With her lean physique and partially-shaved head, her Joan is a streetwise champion who unflinchingly dedicates herself to the visions she sees and the voices she hears, inspiring her to believe she has been blessed by God with the power to free her people.

But Lampert achieves her knockout performance without enough support from the musical's author. Four years ago, Byrne was lyricist and co-composer of the excellent and innovative HERE LIES LOVE, which told the story of nightlife-loving Imelda Marcos with a score that emulated the pop sounds of a karaoke disco. The characters communicated with appropriately simple, sometimes clichéd lyrics while director Alex Timbers provided staging and visuals that revealed the political corruption and social unrest in the subtext.

With Joan of Arc: Into the Fire, Timbers, serving again as director, works with designers Christopher Barreca (set), Clint Ramos (costumes), Justin Townsend (lights) and Cody Spencer (sound) to execute an exciting production that straddles between contemporary concert and period drama. But this time Byrne's nearly sung-through score is tasked with more sophisticated storytelling, and his lightweight lyrics ("I want to live, not just survive.") too often linger on points, rather than expound on them, and are loaded with false rhymes. ("I saw them burn our village. / I watched the fires burn. / And now it's gone forever. / Our entire world.")

Upon entering, the audience is greeted by a banner quoting Mitch McConnell's words about Elizabeth Warren that have become a feminist battle cry: "She was warned. She was given an explanation. Nevertheless, she persisted." This recent quote was added during previews and seems cheaply co-opted. While Joan was certainly warned, given an explanation and yet persisted, Byrne's presentation of the story doesn't justify the comparisons to modern gender issues.

Jo Lampert and Michael James Shaw
(Photo: Joan Marcus)

Although she's put through the (offstage) indignity of having her purity checked with what appears to be a medieval speculum (The belief was that only virgins could hear from God.), Joan is never seen being disrespected due to her gender or in danger of sexual assault. ("No man alive dared to touch her. / This is something far greater than flesh.")

Byrne's focus is on two warring countries who, naturally, each believed God was on their side, but the main British representative, Bishop Cauchon (Sean Allan Krill), is so bland and underwritten that there's little conflict that's of any interest. The text merely narrates the main points of a story most playgoers will enter the theatre knowing.

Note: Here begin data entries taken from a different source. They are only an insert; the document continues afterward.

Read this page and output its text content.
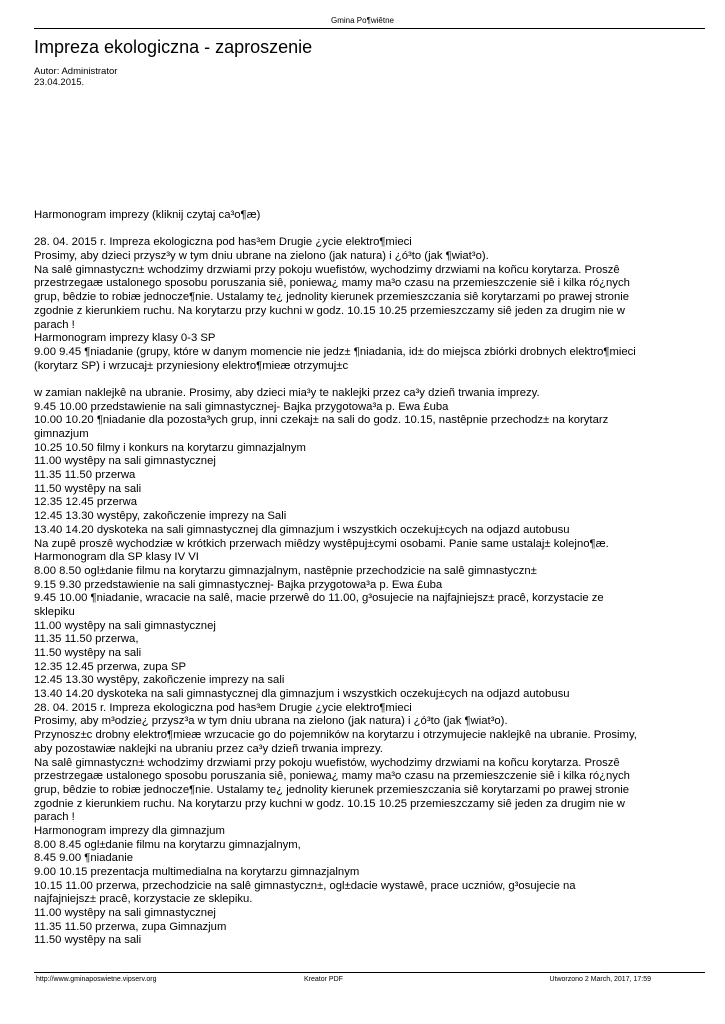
Gmina Po¶wiêtne
Impreza ekologiczna - zaproszenie
Autor: Administrator
23.04.2015.
Harmonogram imprezy (kliknij czytaj ca³o¶æ)
28. 04. 2015 r. Impreza ekologiczna pod has³em Drugie ¿ycie elektro¶mieci
Prosimy, aby dzieci przysz³y w tym dniu ubrane na zielono (jak natura) i ¿ó³to (jak ¶wiat³o).
Na salê gimnastyczn± wchodzimy drzwiami przy pokoju wuefistów, wychodzimy drzwiami na koñcu korytarza. Proszê
przestrzegaæ ustalonego sposobu poruszania siê, poniewa¿ mamy ma³o czasu na przemieszczenie siê i kilka ró¿nych
grup, bêdzie to robiæ jednocze¶nie. Ustalamy te¿ jednolity kierunek przemieszczania siê korytarzami po prawej stronie
zgodnie z kierunkiem ruchu. Na korytarzu przy kuchni w godz. 10.15 10.25 przemieszczamy siê jeden za drugim nie w
parach !
Harmonogram imprezy klasy 0-3 SP
9.00 9.45 ¶niadanie (grupy, które w danym momencie nie jedz± ¶niadania, id± do miejsca zbiórki drobnych elektro¶mieci
(korytarz SP) i wrzucaj± przyniesiony elektro¶mieæ otrzymuj±c
w zamian naklejkê na ubranie. Prosimy, aby dzieci mia³y te naklejki przez ca³y dzieñ trwania imprezy.
9.45 10.00 przedstawienie na sali gimnastycznej- Bajka przygotowa³a p. Ewa £uba
10.00 10.20 ¶niadanie dla pozosta³ych grup, inni czekaj± na sali do godz. 10.15, nastêpnie przechodz± na korytarz
gimnazjum
10.25 10.50 filmy i konkurs na korytarzu gimnazjalnym
11.00 wystêpy na sali gimnastycznej
11.35 11.50 przerwa
11.50 wystêpy na sali
12.35 12.45 przerwa
12.45 13.30 wystêpy, zakoñczenie imprezy na Sali
13.40 14.20 dyskoteka na sali gimnastycznej dla gimnazjum i wszystkich oczekuj±cych na odjazd autobusu
Na zupê proszê wychodziæ w krótkich przerwach miêdzy wystêpuj±cymi osobami. Panie same ustalaj± kolejno¶æ.
Harmonogram dla SP klasy IV VI
8.00 8.50 ogl±danie filmu na korytarzu gimnazjalnym, nastêpnie przechodzicie na salê gimnastyczn±
9.15 9.30 przedstawienie na sali gimnastycznej- Bajka przygotowa³a p. Ewa £uba
9.45 10.00 ¶niadanie, wracacie na salê, macie przerwê do 11.00, g³osujecie na najfajniejsz± pracê, korzystacie ze
sklepiku
11.00 wystêpy na sali gimnastycznej
11.35 11.50 przerwa,
11.50 wystêpy na sali
12.35 12.45 przerwa, zupa SP
12.45 13.30 wystêpy, zakoñczenie imprezy na sali
13.40 14.20 dyskoteka na sali gimnastycznej dla gimnazjum i wszystkich oczekuj±cych na odjazd autobusu
28. 04. 2015 r. Impreza ekologiczna pod has³em Drugie ¿ycie elektro¶mieci
Prosimy, aby m³odzie¿ przysz³a w tym dniu ubrana na zielono (jak natura) i ¿ó³to (jak ¶wiat³o).
Przynosz±c drobny elektro¶mieæ wrzucacie go do pojemników na korytarzu i otrzymujecie naklejkê na ubranie. Prosimy,
aby pozostawiæ naklejki na ubraniu przez ca³y dzieñ trwania imprezy.
Na salê gimnastyczn± wchodzimy drzwiami przy pokoju wuefistów, wychodzimy drzwiami na koñcu korytarza. Proszê
przestrzegaæ ustalonego sposobu poruszania siê, poniewa¿ mamy ma³o czasu na przemieszczenie siê i kilka ró¿nych
grup, bêdzie to robiæ jednocze¶nie. Ustalamy te¿ jednolity kierunek przemieszczania siê korytarzami po prawej stronie
zgodnie z kierunkiem ruchu. Na korytarzu przy kuchni w godz. 10.15 10.25 przemieszczamy siê jeden za drugim nie w
parach !
Harmonogram imprezy dla gimnazjum
8.00 8.45 ogl±danie filmu na korytarzu gimnazjalnym,
8.45 9.00 ¶niadanie
9.00 10.15 prezentacja multimedialna na korytarzu gimnazjalnym
10.15 11.00 przerwa, przechodzicie na salê gimnastyczn±, ogl±dacie wystawê, prace uczniów, g³osujecie na
najfajniejsz± pracê, korzystacie ze sklepiku.
11.00 wystêpy na sali gimnastycznej
11.35 11.50 przerwa, zupa Gimnazjum
11.50 wystêpy na sali
http://www.gminaposwietne.vipserv.org	Kreator PDF	Utworzono 2 March, 2017, 17:59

Michael James Shaw, as the French captain who agrees to train Joan to be a warrior, and Kyle Selig, as the ungrateful dauphin who puts his trust in Joan and then dismisses her after she's won him a kingdom, stand out in the talented ensemble.

The anticlimactic finish presents the only appearance of the fine Mare Winningham (the only other woman in the company) as Joan's mother, singing a soggy plea "Send Her to Heaven," in hopes that the church will reconsider labeling her a heretic. The inexplicable decision to introduce a new character to take the spotlight away from the central one in the musical's closing moments robs the deserving Lampert of a chance to make a final impression.

Hopefully, there'll be brighter theatre spotlights shining on Jo Lampert in the near future.